È Natale. Incominciano i cartoncini d’auguri, i babbi natale arrampicati alle finestre e ai balconi inseguiti nell’ordine da: stelle comete, renne che paiono scalatrici che manco Messner gli fa un baffo, alberi scintillanti, palline cambiacolori stile Febbre del sabato sera ma in acido e, per chi osa, anche la capanna col presepio (ma per quella serve il permesso dell’amministratore in facciata o un grande terrazzo). Incominciano le catene di sant’Antonio sui social, i jingles per radio, la voglia di abbracciarsi e fare festa con la qualunque perché a Natale si perdona chiunque e qualsiasi cosa. È un tempo santo assolutamente laico che rende tutti migliori almeno per un giorno e nelle intenzioni.

È ormai Natale, si vede in ogni strada. E si avvicina ogni anno con sempre maggior frequenza. Porta con sé alcuni chili di troppo accumulati in cene e aperitivi per vedere gente, fare cose e scambiarsi gli auguri, ingorghi cittadini, lunghe code ai supermercati, stress e frenesia da “ultimo giorno del mondo” per poi scoprire che non solo il giorno va avanti, ma si ricomincia poco dopo con San Valentino, Festa del Papà, Pasqua, Festa della Mamma e Halloween in rapidissima successione.

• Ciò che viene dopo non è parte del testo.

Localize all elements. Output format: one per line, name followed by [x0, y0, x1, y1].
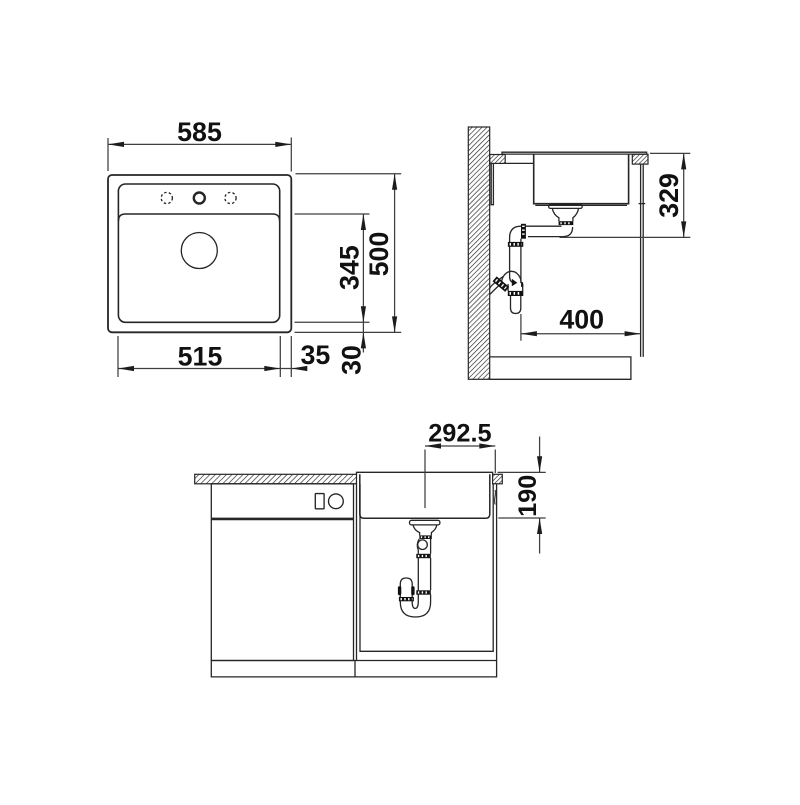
- svg-text:329: 329: [654, 173, 684, 218]
- svg-text:35: 35: [300, 340, 330, 370]
- svg-text:30: 30: [337, 345, 367, 375]
- svg-text:190: 190: [514, 475, 542, 517]
- svg-text:292.5: 292.5: [428, 419, 491, 447]
- svg-text:345: 345: [334, 245, 364, 290]
- svg-text:400: 400: [559, 305, 604, 335]
- svg-text:515: 515: [178, 342, 223, 372]
- svg-text:500: 500: [364, 232, 394, 277]
- svg-text:585: 585: [177, 117, 222, 147]
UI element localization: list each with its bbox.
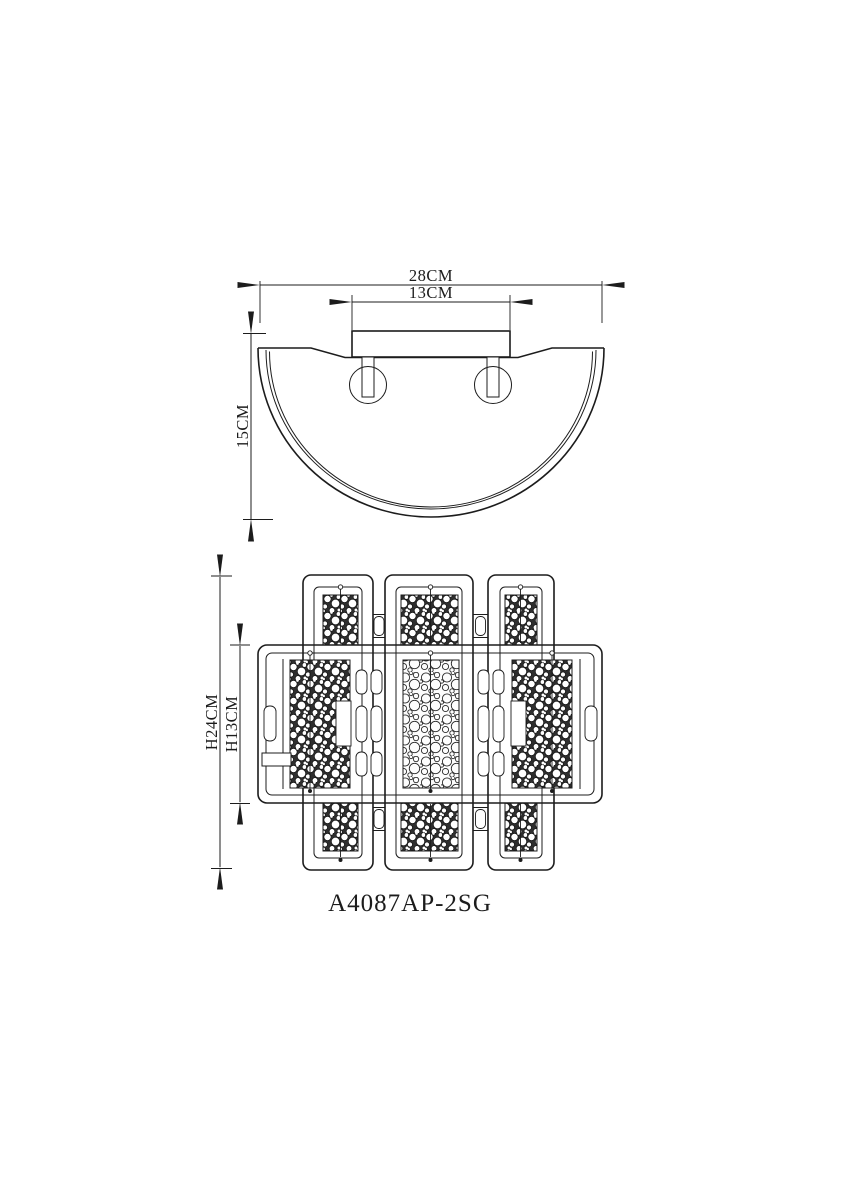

Sì, perché la tendenza che sta impazzando da ormai alcuni anni è quella di anticipare le feste, per poter anticipare anche gli eventi e poter aumentare il tempo di promozione. Sembra quasi un’ansia da pilota di Formula uno che vuole doppiare tutti. Solo che una volta doppiato l’anno, non possiamo fare Natale e rifarlo dieci giorni dopo perché siamo andati in testa e l’abbiamo sorpassato.

Natale è un grande periodo per gli eventi. Aumentano le attività di guerrilla, lo street marketing ha davvero molteplici possibilità per esercitare la propria creatività, le agenzie di comunicazione sclerano quotidianamente all’inseguimento delle ultime promozioni chieste e non pianificate dai clienti. Ma ormai Natale è una ricorrenza di pianificazione seguita, appunto, da tante altre. Tutte ugualmente speciali, tutte ugualmente “evento”. E allora credo si rischi di perdere un po’ non solo il senso laico o religioso nel cui territorio sociologico francamente non entro, ma banalmente quello commerciale. Se non c’è più un periodo di pausa e transizione tra eventi importanti o meno, è automatico che si investa di meno, anche se magari più continuativamente; ma perdendo il percepito di eccezionalità, si scende nell’investimento. Diventano attività comuni. E l’evento, è qualcosa di eccezionale. Evento deriva dal latino ex-venire, saltare fuori, emergere per qualcosa. E invece, in questa continuità, rischiamo affoghi nella quotidiana normalità. Viceversa, il Natale è eccezionale.

Forse dovremmo fare una riflessione sul tema. E tornare a festeggiarlo come merita, dandogli rilievo. Ne guadagneremmo credo tutti (anche in termini commerciali).